Guest lectures by Dr. Z. John Shen and Prof. Dr. Ulrike Grossner
15.08.2019 kl. 10.00 - 12.00
There will be two guest lectures on August 15 prior to the PhD defence of Lorenzo Ceccarelli
Wide Bandgap Power Electronics: Major Challenges and Potential Pathways for Commercialization
Dr. Z. John ShenGrainger Endowed Chair Professor, Illinois Institute of Technology, Chicago
WBG power electronics research has kicked into high gears in the past few years. Numerous power converter designs, in which the existing silicon power devices were simply replaced with new WBG devices, have been reported and demonstrated tangible performance benefits. However, considering the high cost and other constraints of today’s WBG devices, the power electronics industry may need to look into other innovative pathways for large scale commercialization beyond the simple “brute force” substitution approach. In this talk, we will first examine the unique advantages and major challenges of WBG vs. silicon devices, and propose a few potential pathways to overcome the barriers. WBG devices should be judiciously deployed in future power electronic systems to maximize their performance benefits while low cost silicon devices should be used wherever their performance suffices. Combined or mixed use of both WBG and silicon devices should be explored at the component, converter, and system levels. This hybrid approach essentially allows WBG and silicon devices to do what they do best, individually and collectively. Several examples and case studies will be discussed along this line of thinking. In particular, we will discuss a paradigm of partial power processing (P3) which combines low-frequency high-efficiency Si base power processing with high-frequency, fractional power WBG micro-STATCOM. This approach may help deliver better performing and more cost-effective power electronic designs, and expand the WBG market at the same time. To address the current reliability concerns with WBG devices, we will look into fault-tolerant operation and control strategies of multilevel and multithread converter topologies. Furthermore, we will discuss the potential of expanding power ratings through multilevel topologies and a differential power processing approach. The purpose of this talk is to stimulate discussions and debates among the research community on these nonconventional technical approaches in commercializing WBG power electronics.
About the lecturer
Z. John Shen received BS from Tsinghua University, China, in 1987, and M.S. and Ph.D. degrees from Rensselaer Polytechnic Institute, Troy, NY, in 1991 and 1994, respectively. He is currently Grainger Endowed Chair Professor in Electrical and Power Engineering at Illinois Institute of Technology. Between 1994 and 1999, he held a variety of positions with Motorola Inc. He was on faculty of the University of Michigan-Dearborn between 1999 and 2004, and the University of Central Florida between 2004 and 2012. During 2002-2012 he was also a co-founder and board member of Great Wall Semiconductor (now a division of Renesas), responsible for developing MHz-frequency lateral power MOSFET technologies. His research interests include power electronics, power semiconductor devices and ICs, automotive electronics, and renewable and alternative energy systems. He has published over 250 journal and conference articles, and holds 18 issued and several pending U.S. patents in these areas. Dr. Shen is a recipient of the 2012 IEEE Region 3 Outstanding Engineer Award, the 2003 NSF CAREER Award, the 2006 IEEE Transaction Paper Award from IEEE Society of Power Electronics, the 2003 IEEE Best Automotive Electronics Paper Award from IEEE Society of Vehicular Technology, and the 1996 Motorola Science and Technology Award. He has been an active volunteer in the IEEE Power Electronics Society (PELS), and has served as VP of Products 2009-2012, Associate Editor and Guest Editor in Chief of the IEEE Transactions on Power Electronics, General Chair of several major IEEE conferences including ECCE2016 and ISPSD2018. He is also a Fellow of the U.S. National Academy of Inventors.
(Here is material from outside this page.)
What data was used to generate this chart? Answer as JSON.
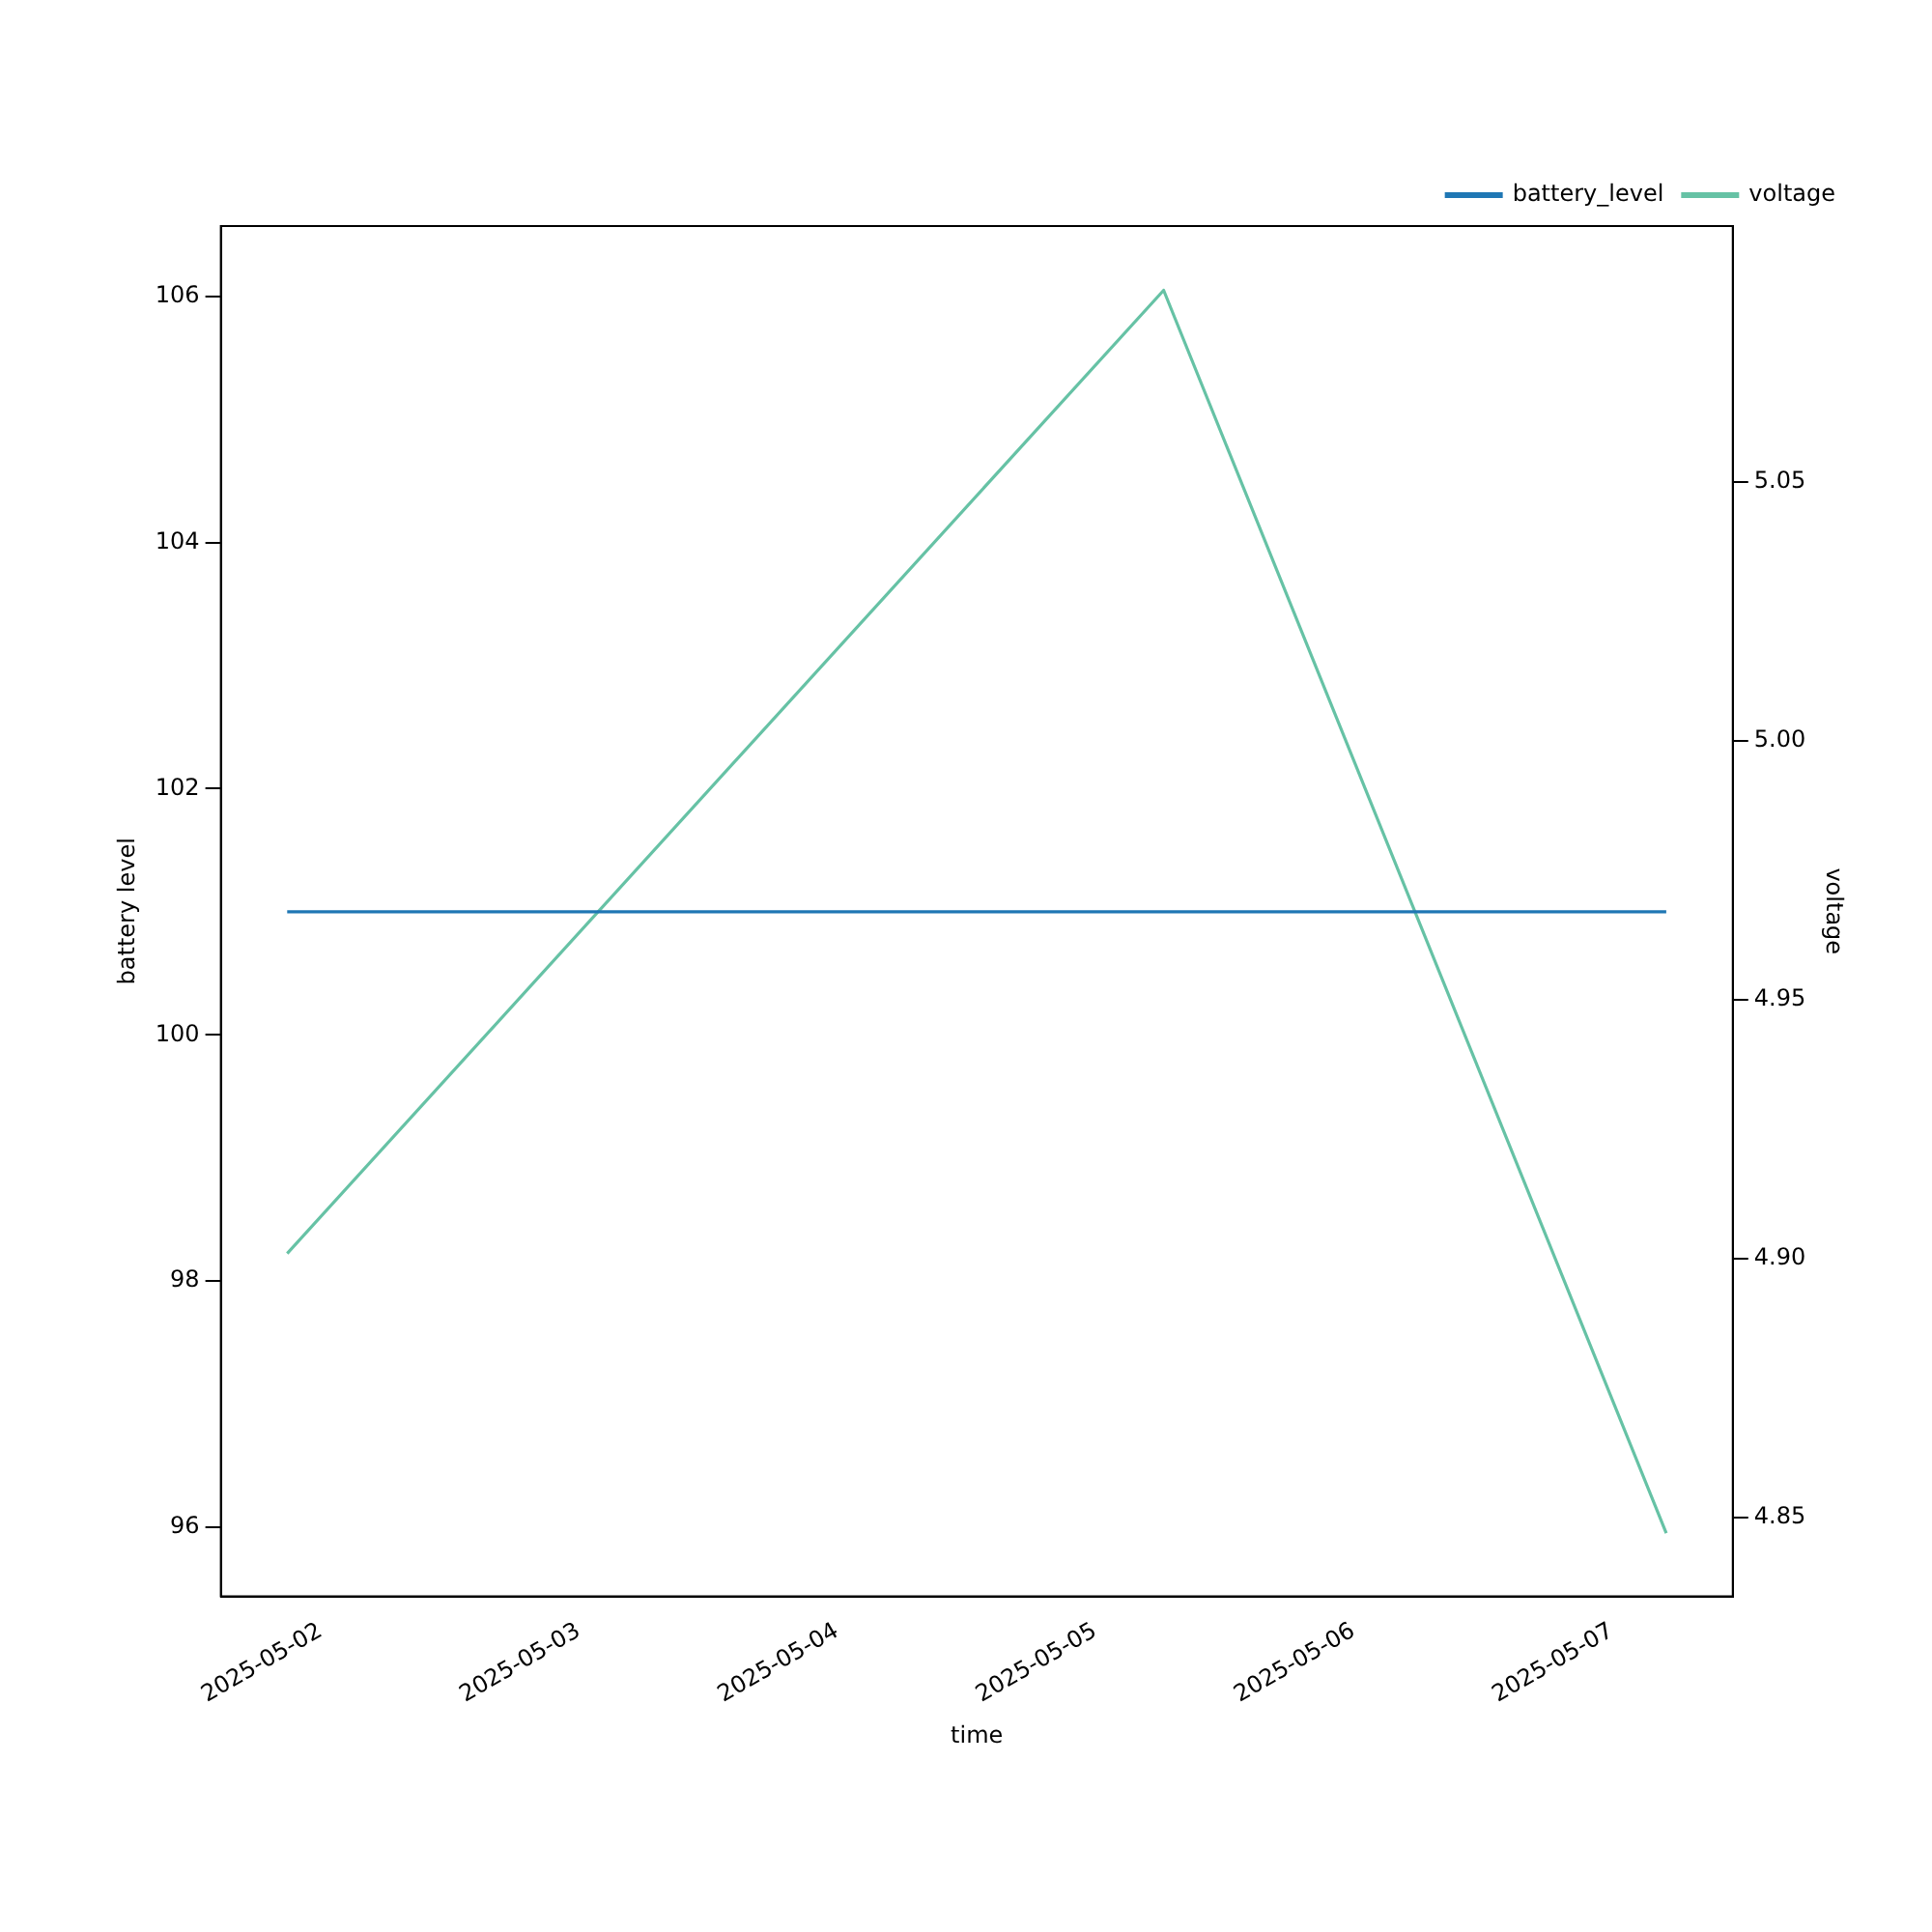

SiC - a power semiconductor material almost like Si
Prof. Dr. Ulrike Grossner, Advanced Power Semiconductor Laboratory, ETH Zurich, Switzerland
Silicon carbide is the most advanced wide bandgap semiconductor material with numerous applications in power electronics already. The material itself has been investigated for this purpose since the late 1980s, and its processing is rather similar to conventional silicon technology. This makes SiC technology comparably mature. However, there are still obstacles to faster and further commercialization: a perceived reliability concern, variations within one series of commercial devices and slightly different control and performance parameters than used for Si technology.
The talk aims at focusing on the specific technology and simulation steps useful for understanding SiC technology today as well as the necessary changes to what is known from silicon. Examples are based on research projects at the Advanced Power Semiconductor Laboratory, ETH Zurich, Switzerland.
About the lecturer
Ulrike Grossner received the Dipl.-Phys. and Dr. rer. nat. degrees from Friedrich-Schiller-University Jena, Jena, Germany, in 1997 and 2000, respectively. In 2014, she became a Full Professor with ETH Zurich, Zurich, Switzerland, where she established the Advanced Power Semiconductor Laboratory, working on devices and packaging for advanced power semiconductors.
THE guest lectures WILL TAKE PLACE in Pon 111 in the auditorium and all are welcome.
Department of Energy Technology
Pontoppidanstræde 111, auditorium 1.177